Investing in the ASX 200 CFDs allows you to trade the index in both directions; you can hold a long or short position, depending on whether you expect the price of an asset to rise or fall. For that, CFDs give you the opportunity to profit from both bullish and bearish price movements in the index.
CFDs allow trading on margin, providing you with greater liquidity and easier execution. However, note that CFDs are a leveraged product, which magnifies both profits and losses.
The ASX 200 Index has good volume and volatility as it is made up of a wide cross-section of liquid trading instruments. It typically offers a high degree of liquidity, tight spreads and long trading hours, making it popular with CFD traders around the world.
How are ASX 200 companies selected?
Constituents are selected by a committee from Standard & Poor’s (S&P) and the Australian Securities Exchange (ASX).

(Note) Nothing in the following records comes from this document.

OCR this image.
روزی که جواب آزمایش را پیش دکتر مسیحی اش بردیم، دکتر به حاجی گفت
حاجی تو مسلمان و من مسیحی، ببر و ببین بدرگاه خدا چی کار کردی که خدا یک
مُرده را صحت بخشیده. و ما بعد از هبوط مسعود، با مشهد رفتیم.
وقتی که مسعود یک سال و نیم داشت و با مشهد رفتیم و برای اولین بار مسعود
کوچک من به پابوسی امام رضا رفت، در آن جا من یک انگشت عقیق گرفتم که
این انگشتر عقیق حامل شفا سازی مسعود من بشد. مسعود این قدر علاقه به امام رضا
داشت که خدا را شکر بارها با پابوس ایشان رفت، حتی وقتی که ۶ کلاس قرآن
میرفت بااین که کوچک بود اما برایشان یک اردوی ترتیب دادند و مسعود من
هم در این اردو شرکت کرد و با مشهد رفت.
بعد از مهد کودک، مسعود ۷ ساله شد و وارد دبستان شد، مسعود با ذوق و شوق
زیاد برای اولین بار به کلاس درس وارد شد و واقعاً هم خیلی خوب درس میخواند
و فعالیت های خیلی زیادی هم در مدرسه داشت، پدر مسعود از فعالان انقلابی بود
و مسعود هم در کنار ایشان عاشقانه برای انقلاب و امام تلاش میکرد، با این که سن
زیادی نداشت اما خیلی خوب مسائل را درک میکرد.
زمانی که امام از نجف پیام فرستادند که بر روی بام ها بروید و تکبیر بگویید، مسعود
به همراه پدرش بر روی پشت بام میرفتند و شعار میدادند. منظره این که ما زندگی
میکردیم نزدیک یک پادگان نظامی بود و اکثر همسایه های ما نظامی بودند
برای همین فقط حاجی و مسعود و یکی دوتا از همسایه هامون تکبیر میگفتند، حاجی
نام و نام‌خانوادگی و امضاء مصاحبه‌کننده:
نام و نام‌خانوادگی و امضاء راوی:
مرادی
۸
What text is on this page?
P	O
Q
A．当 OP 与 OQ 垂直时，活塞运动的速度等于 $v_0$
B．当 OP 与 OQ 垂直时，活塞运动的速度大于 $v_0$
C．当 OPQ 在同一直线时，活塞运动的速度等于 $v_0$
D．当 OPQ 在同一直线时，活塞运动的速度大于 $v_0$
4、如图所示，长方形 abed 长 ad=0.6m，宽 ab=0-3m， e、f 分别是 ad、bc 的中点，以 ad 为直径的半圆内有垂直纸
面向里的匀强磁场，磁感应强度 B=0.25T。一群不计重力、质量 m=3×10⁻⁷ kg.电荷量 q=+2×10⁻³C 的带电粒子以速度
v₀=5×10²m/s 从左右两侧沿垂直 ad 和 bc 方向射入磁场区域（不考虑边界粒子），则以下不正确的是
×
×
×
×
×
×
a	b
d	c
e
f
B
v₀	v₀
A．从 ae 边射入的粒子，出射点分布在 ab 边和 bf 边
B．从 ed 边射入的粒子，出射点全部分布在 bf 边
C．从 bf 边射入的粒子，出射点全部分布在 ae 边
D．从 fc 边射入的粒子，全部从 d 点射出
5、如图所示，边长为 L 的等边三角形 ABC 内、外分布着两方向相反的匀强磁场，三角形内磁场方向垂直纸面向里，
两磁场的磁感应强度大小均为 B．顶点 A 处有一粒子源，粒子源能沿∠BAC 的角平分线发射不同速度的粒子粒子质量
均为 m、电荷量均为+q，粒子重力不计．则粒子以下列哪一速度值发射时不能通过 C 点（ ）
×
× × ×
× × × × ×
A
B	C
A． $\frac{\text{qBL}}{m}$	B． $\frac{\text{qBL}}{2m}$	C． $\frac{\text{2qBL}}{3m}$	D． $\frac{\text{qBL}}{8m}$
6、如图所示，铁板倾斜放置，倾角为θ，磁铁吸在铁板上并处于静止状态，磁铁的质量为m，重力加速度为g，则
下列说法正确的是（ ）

All companies listed on the Australian Securities Exchange (ASX) are ranked by market capitalisation. Exchange traded funds (ETFs) and Listed Investment Companies (LICs) are ignored. The top 200 ASX stocks that meet minimum volume and investment benchmarks then become eligible for inclusion in the index.
Rebalances are conducted quarterly in March, June, September and December. If a significant event occurs (e.g. delisting, merger, etc.) an intra-quarter rebalance may be conducted. A minimum of two business days’ notice is given to the market.